Yesterday I dove into "The Hunger Games" (on my e-reader, not a very exciting photo), and I can hardly put it down! The knitting might go on the back burner for a day or two...

Wednesday, August 22, 2012

Thoughts on Radical Homemakers

"It is time we come to think of our homes as living systems. Like a sour-dough starter, the home's survival requires constant attention. A true home is inhabited by souls who live, breathe, eat, think, create, play, get sick, heal and get dirty. It will wither in an antiseptic condition. A true home pulses with nonhuman life--vegetable patches, yeast, backyard hens, blueberry bushes, culturing yogurt, fermenting wine and sauerkraut, brewing beer, milk goats, cats, dogs, houseplants, kids' science projects, pet snakes and strawberry patches."  -Shannon Hayes, from "Radical Homemakers"



I picked up this book after my friend Erin recommended it. It seemed like a good time in my life to read a book like this: the end of my maternity leave was looming, and I was struggling with the decision to go back to work.

Radical Homemakers, written by Shannon Hayes, is divided into two parts. The first part deals with the history of domesticity, and details how our culture shifted away from a home-based economy, where both partners of a marriage took part in homemaking. With the advent of the industrial revolution, men were increasingly taken into the factories to earn money for their wives to buy the goods being mass-produced.

(The industrialization of our food supply is something I've been giving a lot of thought to lately, and I find this paradox particularly interesting...that we must work long hours outside of the home to earn the money to go out and buy convenience foods that are quick to cook and to eat, because we no longer have the time to prepare a meal-let alone grow the food that goes into it!-because we're overworked.)

The second part of the book discusses the "how" of radical homemaking, using ideas from a sampling of homemakers interviewed for the book. Shannon discusses the changes we need to make in our mindset and in our lifestyles in order to begin moving towards a radical homemaking lifestyle.

I think it's an interesting comment on our society that the idea of homemaking, the idea of growing and preserving one's own food, building one's own home, and consuming much less "stuff", has become a radical one. It wasn't all that long ago that this was all the norm. In the book, Shannon discusses ways to reclaim these domestic skills, because there is certainly a gap in the knowledge. I find this in my own situation: my mother grows a beautiful flower garden, but I know nothing about growing vegetables. I was lucky in that she did some canning, so I understand the basics of it, but there is still so much knowledge to be regained. I love the idea of reaching out to the community around us, seeking out those with the skills we wish to possess and learning from them. Here in Dawson, there are a lot of people who hunt, fish, trap, forage and grow their own food. There is a really rich skill-set to learn from!

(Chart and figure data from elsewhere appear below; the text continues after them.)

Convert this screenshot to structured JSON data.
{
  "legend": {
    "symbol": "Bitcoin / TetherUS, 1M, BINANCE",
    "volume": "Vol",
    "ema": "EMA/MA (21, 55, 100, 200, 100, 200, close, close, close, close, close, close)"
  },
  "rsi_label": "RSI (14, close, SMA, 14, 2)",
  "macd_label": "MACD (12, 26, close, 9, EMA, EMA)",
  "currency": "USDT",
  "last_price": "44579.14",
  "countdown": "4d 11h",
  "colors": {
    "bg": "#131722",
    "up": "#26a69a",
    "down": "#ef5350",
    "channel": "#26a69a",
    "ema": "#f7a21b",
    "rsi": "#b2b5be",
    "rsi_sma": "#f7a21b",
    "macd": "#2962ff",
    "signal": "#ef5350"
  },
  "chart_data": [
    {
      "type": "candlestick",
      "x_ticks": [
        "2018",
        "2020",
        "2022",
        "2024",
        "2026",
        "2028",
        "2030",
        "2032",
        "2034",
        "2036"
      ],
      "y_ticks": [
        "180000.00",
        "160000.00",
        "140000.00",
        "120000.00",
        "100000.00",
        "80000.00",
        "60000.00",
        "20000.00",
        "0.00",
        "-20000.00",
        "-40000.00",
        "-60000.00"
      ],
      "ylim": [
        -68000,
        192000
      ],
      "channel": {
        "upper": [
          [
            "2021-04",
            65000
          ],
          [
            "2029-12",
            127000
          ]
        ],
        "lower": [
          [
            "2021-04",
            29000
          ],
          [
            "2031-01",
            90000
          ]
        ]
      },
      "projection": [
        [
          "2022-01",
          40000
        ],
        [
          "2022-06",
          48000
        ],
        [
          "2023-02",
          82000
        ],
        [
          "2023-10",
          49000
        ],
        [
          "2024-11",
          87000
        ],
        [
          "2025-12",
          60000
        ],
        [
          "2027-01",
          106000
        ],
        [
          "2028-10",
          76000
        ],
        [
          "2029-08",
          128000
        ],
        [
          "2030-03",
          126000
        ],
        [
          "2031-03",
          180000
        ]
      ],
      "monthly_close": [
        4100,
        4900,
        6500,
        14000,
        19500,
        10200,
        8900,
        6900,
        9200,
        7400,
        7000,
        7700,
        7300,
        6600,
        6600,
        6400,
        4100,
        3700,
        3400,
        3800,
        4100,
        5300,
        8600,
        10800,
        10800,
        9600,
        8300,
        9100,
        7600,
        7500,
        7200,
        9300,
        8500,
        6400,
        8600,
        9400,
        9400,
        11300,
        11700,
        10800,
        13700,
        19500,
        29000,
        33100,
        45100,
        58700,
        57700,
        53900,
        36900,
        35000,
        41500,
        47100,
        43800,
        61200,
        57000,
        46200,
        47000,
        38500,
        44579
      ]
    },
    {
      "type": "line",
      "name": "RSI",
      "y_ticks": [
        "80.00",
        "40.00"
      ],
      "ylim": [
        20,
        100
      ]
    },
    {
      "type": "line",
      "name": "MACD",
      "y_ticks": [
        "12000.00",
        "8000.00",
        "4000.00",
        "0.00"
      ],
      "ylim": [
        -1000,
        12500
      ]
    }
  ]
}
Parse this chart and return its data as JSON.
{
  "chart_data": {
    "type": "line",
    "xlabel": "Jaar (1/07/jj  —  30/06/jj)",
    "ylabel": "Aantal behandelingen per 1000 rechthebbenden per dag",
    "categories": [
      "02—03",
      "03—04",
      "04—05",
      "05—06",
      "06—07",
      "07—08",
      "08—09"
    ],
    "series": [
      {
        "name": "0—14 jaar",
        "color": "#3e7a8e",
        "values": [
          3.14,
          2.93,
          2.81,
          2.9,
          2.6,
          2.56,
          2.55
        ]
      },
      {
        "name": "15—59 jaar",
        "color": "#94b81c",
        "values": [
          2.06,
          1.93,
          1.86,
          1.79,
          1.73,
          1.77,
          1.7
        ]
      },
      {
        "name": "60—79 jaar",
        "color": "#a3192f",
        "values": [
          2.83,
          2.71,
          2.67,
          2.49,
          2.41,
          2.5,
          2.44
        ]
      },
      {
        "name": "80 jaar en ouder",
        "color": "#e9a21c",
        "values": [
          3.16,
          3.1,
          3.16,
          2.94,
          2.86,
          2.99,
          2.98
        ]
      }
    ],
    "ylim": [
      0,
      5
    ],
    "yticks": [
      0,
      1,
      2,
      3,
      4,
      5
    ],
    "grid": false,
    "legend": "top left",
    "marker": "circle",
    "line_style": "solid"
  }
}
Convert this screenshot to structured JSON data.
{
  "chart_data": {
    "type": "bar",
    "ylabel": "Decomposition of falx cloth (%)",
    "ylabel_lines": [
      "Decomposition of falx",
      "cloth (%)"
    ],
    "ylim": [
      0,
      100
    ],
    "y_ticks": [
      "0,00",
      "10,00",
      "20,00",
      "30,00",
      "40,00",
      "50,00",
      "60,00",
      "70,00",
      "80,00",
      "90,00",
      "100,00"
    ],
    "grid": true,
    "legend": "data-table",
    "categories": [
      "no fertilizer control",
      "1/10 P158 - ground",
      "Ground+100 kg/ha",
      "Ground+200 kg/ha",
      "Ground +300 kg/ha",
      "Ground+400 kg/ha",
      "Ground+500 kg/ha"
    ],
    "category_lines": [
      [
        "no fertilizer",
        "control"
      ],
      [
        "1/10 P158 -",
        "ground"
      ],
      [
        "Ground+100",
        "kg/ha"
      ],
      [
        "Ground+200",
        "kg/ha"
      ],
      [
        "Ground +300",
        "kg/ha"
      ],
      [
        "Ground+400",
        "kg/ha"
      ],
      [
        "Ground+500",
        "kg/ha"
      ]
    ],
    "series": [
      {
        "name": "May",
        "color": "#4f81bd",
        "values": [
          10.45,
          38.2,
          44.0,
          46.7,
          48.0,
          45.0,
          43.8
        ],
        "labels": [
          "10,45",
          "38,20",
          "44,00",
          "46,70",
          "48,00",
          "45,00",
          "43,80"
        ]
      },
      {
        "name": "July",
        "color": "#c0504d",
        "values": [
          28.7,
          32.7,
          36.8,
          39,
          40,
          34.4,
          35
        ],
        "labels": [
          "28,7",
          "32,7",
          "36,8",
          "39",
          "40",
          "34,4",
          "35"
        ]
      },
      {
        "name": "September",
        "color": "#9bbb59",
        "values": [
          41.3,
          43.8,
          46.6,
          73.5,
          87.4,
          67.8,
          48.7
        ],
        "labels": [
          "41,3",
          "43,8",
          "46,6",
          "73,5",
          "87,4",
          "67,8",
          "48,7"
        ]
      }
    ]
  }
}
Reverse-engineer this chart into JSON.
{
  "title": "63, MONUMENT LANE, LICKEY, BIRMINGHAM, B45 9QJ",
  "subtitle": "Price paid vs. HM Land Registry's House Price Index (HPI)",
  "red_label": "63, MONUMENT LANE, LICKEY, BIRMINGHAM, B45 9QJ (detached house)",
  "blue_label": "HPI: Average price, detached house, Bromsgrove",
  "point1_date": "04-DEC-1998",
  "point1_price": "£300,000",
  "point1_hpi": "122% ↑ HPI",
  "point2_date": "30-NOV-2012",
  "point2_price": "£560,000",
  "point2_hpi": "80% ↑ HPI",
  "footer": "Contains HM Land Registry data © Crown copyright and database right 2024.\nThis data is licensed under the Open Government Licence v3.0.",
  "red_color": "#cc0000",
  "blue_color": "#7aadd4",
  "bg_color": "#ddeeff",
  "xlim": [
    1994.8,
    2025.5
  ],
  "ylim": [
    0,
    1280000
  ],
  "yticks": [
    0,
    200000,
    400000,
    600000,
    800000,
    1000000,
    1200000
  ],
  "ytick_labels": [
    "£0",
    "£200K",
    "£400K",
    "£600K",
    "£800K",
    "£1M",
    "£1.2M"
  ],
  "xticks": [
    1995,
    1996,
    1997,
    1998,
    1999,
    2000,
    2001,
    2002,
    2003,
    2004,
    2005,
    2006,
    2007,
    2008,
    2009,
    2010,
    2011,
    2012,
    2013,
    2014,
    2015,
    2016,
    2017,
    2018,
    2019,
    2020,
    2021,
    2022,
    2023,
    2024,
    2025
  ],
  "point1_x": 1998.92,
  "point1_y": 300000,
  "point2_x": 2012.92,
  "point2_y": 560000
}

At the beginning of my year of maternity leave, I had no idea what to do with myself at home (other than nurse the baby and nap when he did!) But now, as I begin to do more and more myself, cooking from scratch in particular, I'm realizing that this is really a full time job.

The book talks a lot about both partners foregoing work outside the home to work within it, and I really wish that was a possibility for us. I am so grateful that P works hard at his business. It affords us the chance to travel outside of the territory a couple times a year; but when I look around our place at all of the things that need to be done, that I can't necessarily do, I feel sad. Running his own business, he often works long hours, and when he does get some time at home, he's often too tired to do much of anything. Eventually the hope is that he won't need to be there as much, and can spend more time at home, but for now, it pulls much of his time and attention.

Radical Homemakers gave me much to think about. It is so important that we begin to measure our wealth in something besides monetary terms. To be rich in time, in family, in friends, in community, in good food, seems so much more fulfilling than a fat bank account, new cars in the driveway, new clothes in the closet...I never thought I would feel so empowered in my decision to be a homemaker!